Un petit livre de Stéphane Hessel, Indignez-vous, avait fait grand bruit lors de sa sortie en 2010. L’idée, d’ailleurs en partie critiquée à l’époque, était de favoriser la dénonciation des injustices. En revanche, il n’y avait pas d’appel à construire la justice dans la dignité. L’indignation s’accompagnait d’une dénonciation des élites mystérieuses qui seraient responsables de la justice et ne la construisiraient pas le monde qu’ils auraient dû construire. La dénonciation de l’injustice s’accompagne d’une dénonciation politique de personnes désignées comme étant les responsables. C’est d’une manière cohérente, puisque la dénonciation négative ne s’accompagne pas de la responsabilité.

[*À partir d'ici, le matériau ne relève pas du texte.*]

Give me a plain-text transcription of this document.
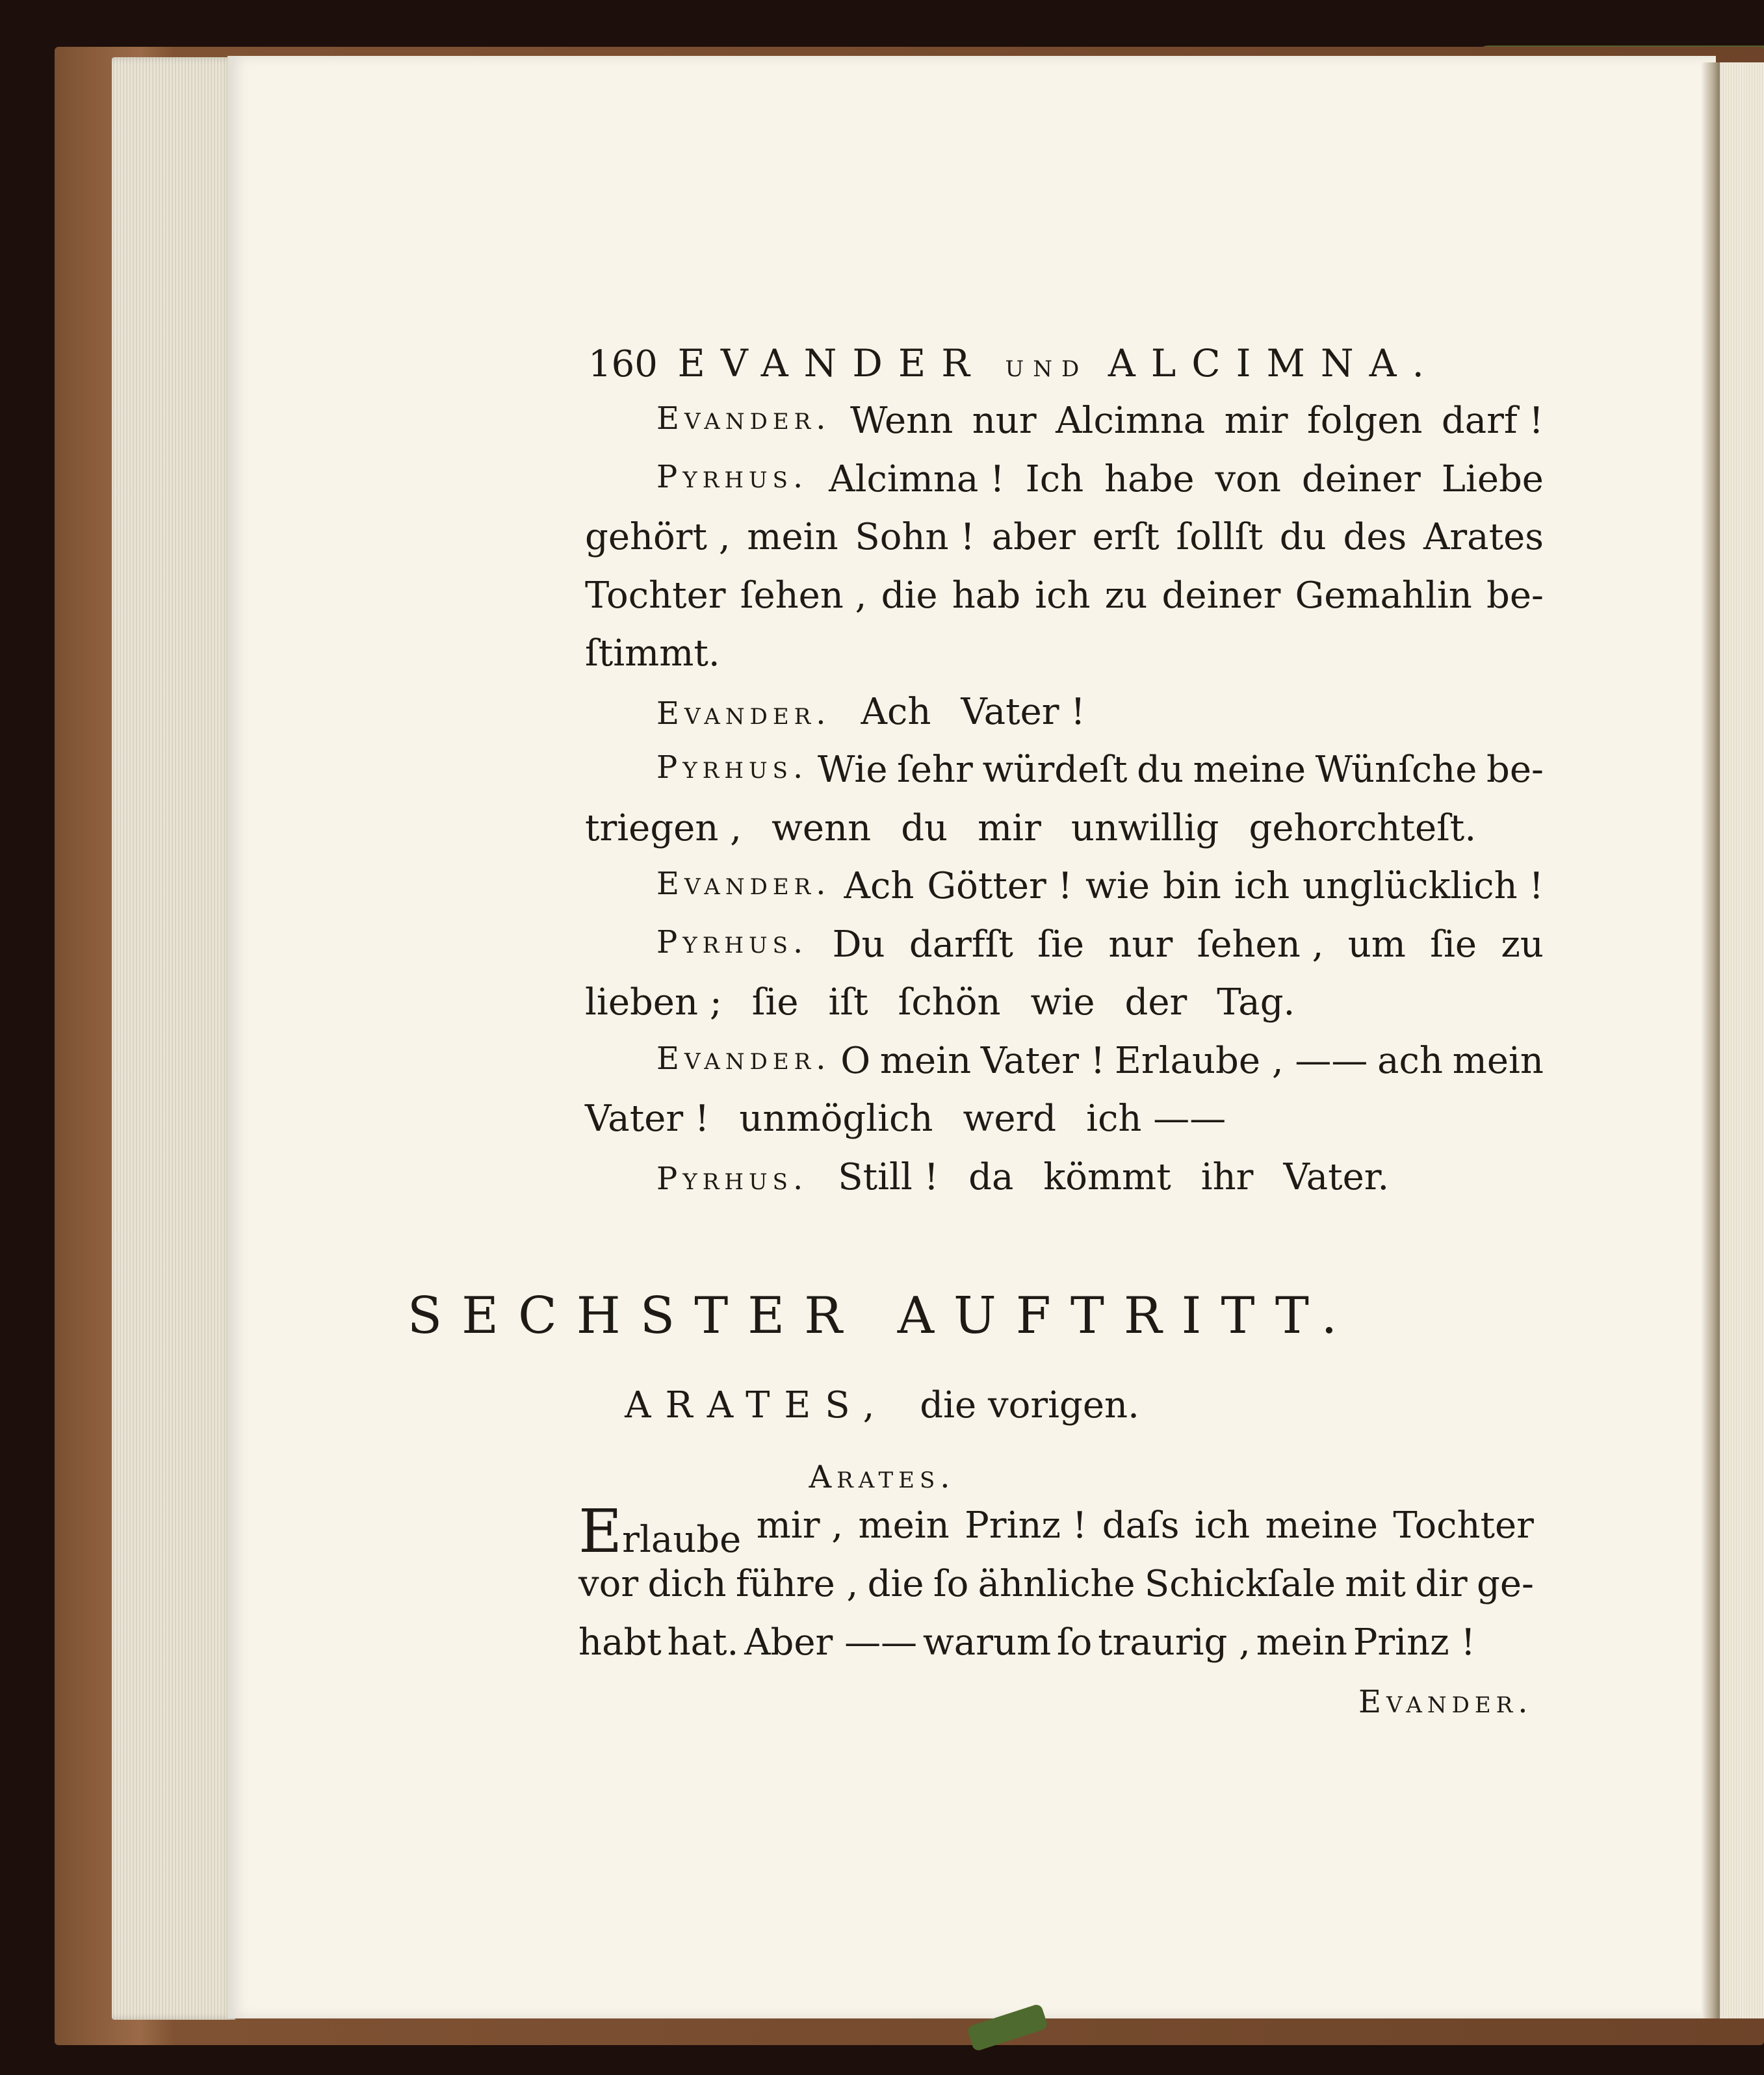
160 EVANDER UND ALCIMNA.
Evander. Wenn nur Alcimna mir folgen darf !
Pyrhus. Alcimna ! Ich habe von deiner Liebe
gehört , mein Sohn ! aber erſt ſollſt du des Arates
Tochter ſehen , die hab ich zu deiner Gemahlin be-
ſtimmt.
Evander. Ach Vater !
Pyrhus. Wie ſehr würdeſt du meine Wünſche be-
triegen , wenn du mir unwillig gehorchteſt.
Evander. Ach Götter ! wie bin ich unglücklich !
Pyrhus. Du darfſt ſie nur ſehen , um ſie zu
lieben ; ſie iſt ſchön wie der Tag.
Evander. O mein Vater ! Erlaube , —— ach mein
Vater ! unmöglich werd ich ——
Pyrhus. Still ! da kömmt ihr Vater.
SECHSTER AUFTRITT.
ARATES, die vorigen.
Arates.
Erlaube mir , mein Prinz ! daſs ich meine Tochter
vor dich führe , die ſo ähnliche Schickſale mit dir ge-
habt hat. Aber —— warum ſo traurig , mein Prinz !
Evander.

La structure logique embarque un rapport au monde et son impact sur la psyché. Sur certains sujets, comme la justice, elle mobilise aussi une structure de pouvoir et de responsabilité. Les études faites par les professionnels et chercheurs en marketing montrent aussi les impacts des différentes formulations: dire je, tu, il, nous, utiliser le positif ou le négatif, ces formulations ont toutes des impacts différents sur notre engagement et notre positionnement face au monde.
« La fleur est bleue » a une forme présentant une grande objectivité. Nous disons quelque chose de quelque chose, en établissant un rapport positif. Le sujet est effacé. La réalité, la phrase complète est sous-entendue « je dis que la fleur est bleue et concernant cette fleur à ce moment, ce jugement est une vérité universelle ». Quand Hessel nous intime de nous indigner, sa phrase colle parfaitement au sujet et à la réaction qu’il souhaite favoriser. Il désigne les responsables « vous » et les condamne par l’impératif. Il invite ceux qui participe au système, ceux qui n’y particpe pas, et des victimes non identifiés, à l’indignation, sentiment best seller de l’agitation sociale. Il ne les invite pas à une lente leçon de sagesse et de patience pour faire du monde un endroit meilleur. Il flatte le sentiment d’injustice et la colère superficielle. La formule est très puissante du point de vue rhétorique, et l’on comprend le succès de l’ouvrage.
Se parler à soi-même
Narcisse regarde son reflet dans le miroir. Le dispositif à tout de la structure de la conscience. Un sujet, qui ne peut se voir et se connaître directement, se découvre dans un reflet (un imitation), rendue possible par la nature réfléchissante de l’eau et par la lumière du soleil, directe ou refletée par la lune.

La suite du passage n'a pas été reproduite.